Captain Sky
PRESENTS
Smile Galaxy
NOW DOCKING AT
5th Avenue Dental Associates LLP
If you forego reality and embrace your imagination, you can partake in a fun-filled experience that may possibly transport you to another world. When you sign up to the Tooth Brigade it's a commitment to a lifelong battle against the evil forces of The Count of Decay. I expect the best from my cadets and that begins from their initial training in the Space Station. Depending on your rank and age, ideally your first visit should consist of a collection of data about what makes you special in order to formulate a mission plan. That includes, but is not limited to, how you brush your teeth, what foods you like and how many and how clean your teeth are. Moving forward, I may utilize high tech invisible beams to detect pre-existing invasion by cavity hordes or unusual space anomalies like extra teeth. Together we will clean your teeth and possibly protect them for interstellar flight with a flavored serum. Throughout you may feel free to ask any questions on the way and I'm keen on showing off and explaining my stations gadgets and gears before we actually use them. Finally, upon completion of your initiation to The Tooth Brigade you can request a Photo ID of your time with us, a planetary toothbrush and a token of my appreciation from The Best Prize Shelf in the Milky Way.

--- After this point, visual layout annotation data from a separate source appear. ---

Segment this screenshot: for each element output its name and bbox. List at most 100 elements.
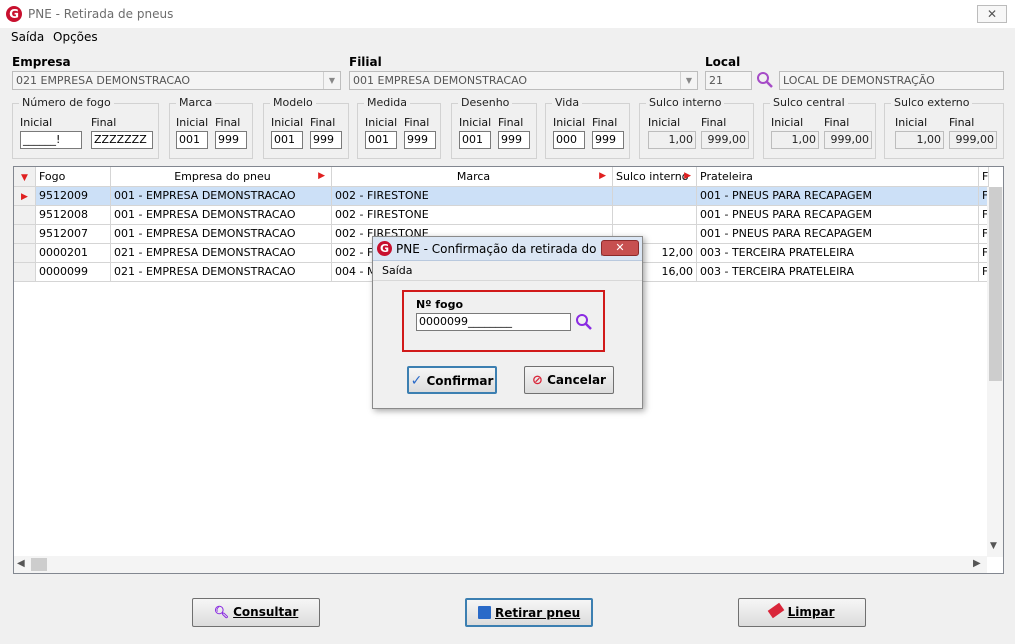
fogo-final-input[interactable]: ZZZZZZZ xyxy=(91,131,153,149)
dialog-close-button[interactable]: ✕ xyxy=(601,240,639,256)
dialog-title: PNE - Confirmação da retirada do pn... xyxy=(396,242,627,256)
sort-indicator-icon[interactable]: ▼ xyxy=(14,167,36,187)
button-label: Consultar xyxy=(233,605,299,619)
fogo-inicial-input[interactable]: ______! xyxy=(20,131,82,149)
scroll-thumb[interactable] xyxy=(989,187,1002,381)
button-label: Limpar xyxy=(787,605,835,619)
group-title: Sulco interno xyxy=(646,96,725,109)
retirar-pneu-button[interactable]: Retirar pneu xyxy=(465,598,593,627)
window-title: PNE - Retirada de pneus xyxy=(28,7,174,21)
confirmar-button[interactable]: ✓ Confirmar xyxy=(407,366,497,394)
desenho-final-input[interactable]: 999 xyxy=(498,131,530,149)
column-empresa[interactable]: Empresa do pneu ▶ xyxy=(111,167,332,187)
cell-fogo: 9512009 xyxy=(36,187,111,206)
table-row[interactable]: 9512008 001 - EMPRESA DEMONSTRACAO 002 -… xyxy=(14,206,989,225)
dialog-title-bar: G PNE - Confirmação da retirada do pn...… xyxy=(373,237,642,261)
row-pointer-icon: ▶ xyxy=(14,187,36,206)
sulco-central-final-input[interactable]: 999,00 xyxy=(824,131,872,149)
button-label: Cancelar xyxy=(547,373,606,387)
chevron-down-icon[interactable]: ▼ xyxy=(990,541,997,551)
close-icon: ✕ xyxy=(615,241,625,254)
inicial-label: Inicial xyxy=(771,116,804,129)
vida-final-input[interactable]: 999 xyxy=(592,131,624,149)
group-title: Vida xyxy=(552,96,583,109)
filial-combo[interactable]: 001 EMPRESA DEMONSTRACAO ▼ xyxy=(349,71,698,90)
medida-final-input[interactable]: 999 xyxy=(404,131,436,149)
filter-medida: Medida Inicial Final 001 999 xyxy=(357,96,441,159)
button-label: Confirmar xyxy=(426,374,494,388)
inicial-label: Inicial xyxy=(365,116,398,129)
column-label: Sulco interno xyxy=(616,170,689,183)
row-indicator xyxy=(14,225,36,244)
filial-value: 001 EMPRESA DEMONSTRACAO xyxy=(353,74,528,87)
search-icon[interactable] xyxy=(575,313,593,331)
vertical-scrollbar[interactable]: ▼ xyxy=(987,187,1003,557)
cell-marca: 002 - FIRESTONE xyxy=(332,187,613,206)
dialog-menu-saida[interactable]: Saída xyxy=(382,264,413,277)
menu-opcoes[interactable]: Opções xyxy=(53,30,98,44)
sulco-externo-inicial-input[interactable]: 1,00 xyxy=(895,131,944,149)
desenho-inicial-input[interactable]: 001 xyxy=(459,131,491,149)
app-logo-icon: G xyxy=(377,241,392,256)
fogo-field-group: Nº fogo 0000099________ xyxy=(402,290,605,352)
cancelar-button[interactable]: ⊘ Cancelar xyxy=(524,366,614,394)
column-fogo[interactable]: Fogo xyxy=(36,167,111,187)
modelo-final-input[interactable]: 999 xyxy=(310,131,342,149)
table-row[interactable]: ▶ 9512009 001 - EMPRESA DEMONSTRACAO 002… xyxy=(14,187,989,206)
column-prateleira[interactable]: Prateleira xyxy=(697,167,979,187)
inicial-label: Inicial xyxy=(176,116,209,129)
limpar-button[interactable]: Limpar xyxy=(738,598,866,627)
group-title: Marca xyxy=(176,96,216,109)
empresa-combo[interactable]: 021 EMPRESA DEMONSTRACAO ▼ xyxy=(12,71,341,90)
title-bar: G PNE - Retirada de pneus ✕ xyxy=(0,0,1015,28)
column-marca[interactable]: Marca ▶ xyxy=(332,167,613,187)
filter-sulco-interno: Sulco interno Inicial Final 1,00 999,00 xyxy=(639,96,754,159)
sulco-interno-final-input[interactable]: 999,00 xyxy=(701,131,749,149)
fogo-input[interactable]: 0000099________ xyxy=(416,313,571,331)
chevron-down-icon[interactable]: ▼ xyxy=(680,72,697,89)
empresa-value: 021 EMPRESA DEMONSTRACAO xyxy=(16,74,191,87)
close-window-button[interactable]: ✕ xyxy=(977,5,1007,23)
sulco-interno-inicial-input[interactable]: 1,00 xyxy=(648,131,696,149)
inicial-label: Inicial xyxy=(271,116,304,129)
modelo-inicial-input[interactable]: 001 xyxy=(271,131,303,149)
sulco-externo-final-input[interactable]: 999,00 xyxy=(949,131,997,149)
scroll-thumb[interactable] xyxy=(31,558,47,571)
column-f[interactable]: F xyxy=(979,167,989,187)
chevron-right-icon[interactable]: ▶ xyxy=(973,558,981,569)
group-title: Desenho xyxy=(458,96,513,109)
filial-label: Filial xyxy=(349,55,382,69)
horizontal-scrollbar[interactable]: ◀ ▶ xyxy=(14,556,987,573)
column-sulco-interno[interactable]: Sulco interno ▶ xyxy=(613,167,697,187)
filter-marca: Marca Inicial Final 001 999 xyxy=(169,96,253,159)
vida-inicial-input[interactable]: 000 xyxy=(553,131,585,149)
cell-empresa: 001 - EMPRESA DEMONSTRACAO xyxy=(111,187,332,206)
cell-fogo: 0000201 xyxy=(36,244,111,263)
menu-saida[interactable]: Saída xyxy=(11,30,44,44)
inicial-label: Inicial xyxy=(20,116,53,129)
sulco-central-inicial-input[interactable]: 1,00 xyxy=(771,131,819,149)
marca-final-input[interactable]: 999 xyxy=(215,131,247,149)
final-label: Final xyxy=(215,116,241,129)
sort-arrow-icon: ▶ xyxy=(684,171,691,181)
inicial-label: Inicial xyxy=(553,116,586,129)
close-icon: ✕ xyxy=(986,7,998,21)
confirm-dialog: G PNE - Confirmação da retirada do pn...… xyxy=(372,236,643,409)
final-label: Final xyxy=(404,116,430,129)
search-icon: 🔍︎ xyxy=(213,605,229,619)
chevron-down-icon[interactable]: ▼ xyxy=(323,72,340,89)
column-label: Empresa do pneu xyxy=(174,170,271,183)
cancel-icon: ⊘ xyxy=(532,373,543,388)
marca-inicial-input[interactable]: 001 xyxy=(176,131,208,149)
cell-sulco xyxy=(613,206,697,225)
final-label: Final xyxy=(949,116,975,129)
menu-bar xyxy=(0,28,1015,46)
filter-desenho: Desenho Inicial Final 001 999 xyxy=(451,96,537,159)
cell-marca: 002 - FIRESTONE xyxy=(332,206,613,225)
row-indicator xyxy=(14,206,36,225)
search-icon[interactable] xyxy=(756,71,774,89)
local-code-input[interactable]: 21 xyxy=(705,71,752,90)
medida-inicial-input[interactable]: 001 xyxy=(365,131,397,149)
chevron-left-icon[interactable]: ◀ xyxy=(17,558,25,569)
consultar-button[interactable]: 🔍︎ Consultar xyxy=(192,598,320,627)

A Parent's Introduction to your First Visit to Smile Galaxy
- Parents may choose whether or not you board the ship with your wee cadet. However, quarters are cramped and I ask that only one parent or senior Admiral per flight. Exceptions can be made; usually on first flights only, but please ask permission first.
- Wee cadets under the age of three will often need to use their parents lap as a booster seat unless they prove themselves completely at ease in this space travel. The Captain or his crew will guide you to your assigned seat. Otherwise, I ask that parents relegate themselves to an assigned blue booster seat.
- Please try and be a silent observer. The Captain may ask your child questions like how old are you Timmy or when was the last time you were at the dentist Kimberly which you may be so proud of to know the answer to, you may find yourself spontaneously blurting out “He’s five!”, or “He was at the dentist four months ago!” Young enlistees will normally listen to their senior officers instead of a stranger new Captain and may not hear The Captain’s guidance. Furthermore, you may give incorrect or misleading information. The Captain has a limited amount of time to develop a relationship with your cadet while simultaneously ascertaining their abilities and limitations. I assure you every exchange has a meaning or serves a purpose. So please keep interjections to a minimum.
- Try to avoid using words both before and during the appointment that may give your cadet reason to panic. You may say in jest the doctor is going to pull out all your teeth, but think for a second how this puts The Captain behind the eight ball before he’s even started. Other hot button words I would like you to avoid are shots, pain, needles, hurt, drill, yank, pain, despair and terrible terrible trouble.
- If your cadet is being referred by a different dentist, please make every effort to bring pre-existing x-rays to aid in analysis. Depending on their clarity and how recently they were taken, we may or may not need to supplement them with our own depending on need and your cadet's behavior. Furthermore, The Captain may need you to return on a subsequent day to begin initiation of treatment once I have completed my initial evaluation and mission planning.
- I do not have the resources to put your cadet to sleep for his dental work today. Nor can I fix all ten of their cavities during a mere 30 minutes voyage. What I will try to do is get them to have some fun, laugh and leave healthier mentally and physically than when they came. I will strive to teach them how to be a professional patient, brave what can be a stressful experience or new environment and prove to themselves not to fear difficult situations in the future. We are building future Captains here at Smile Galaxy.
- Every cadet is an cosmic snowflake and where one will be calm and collected, another will crack under warp drive conditions. The reasons run the gamut from feeding off parental anxiety to school yard gossip. Never the less, you’re asking the Captain to get them from Mars to Jupiter in 30 minutes without permanently scarring their psyches so please understand he’s doing his best and often will jump through hoops or tear himself in emotional two to accomplish a mere tooth cleaning. Other times he has the foresight to know exactly in the first two minutes if your cadet is having a bad day. If so he will be strong enough to provide the leadership to get them past being lost in the Black Hole of Despair during a procedure.
- When he was six years old, The Captain knew he wanted to be a Pediatric Dentist. He genuinely likes children and has what he considers the patience of a Spotted Plutonian Snail and the empathy to billow a thousand cosmic sails. Still, his humor tends towards the sarcastic, metaphors feed tangents and he’s still working on being as comfortable with parents as he is with their kids. He asks for your forgiveness if these small imperfections arise and hope you’ll launch with him again.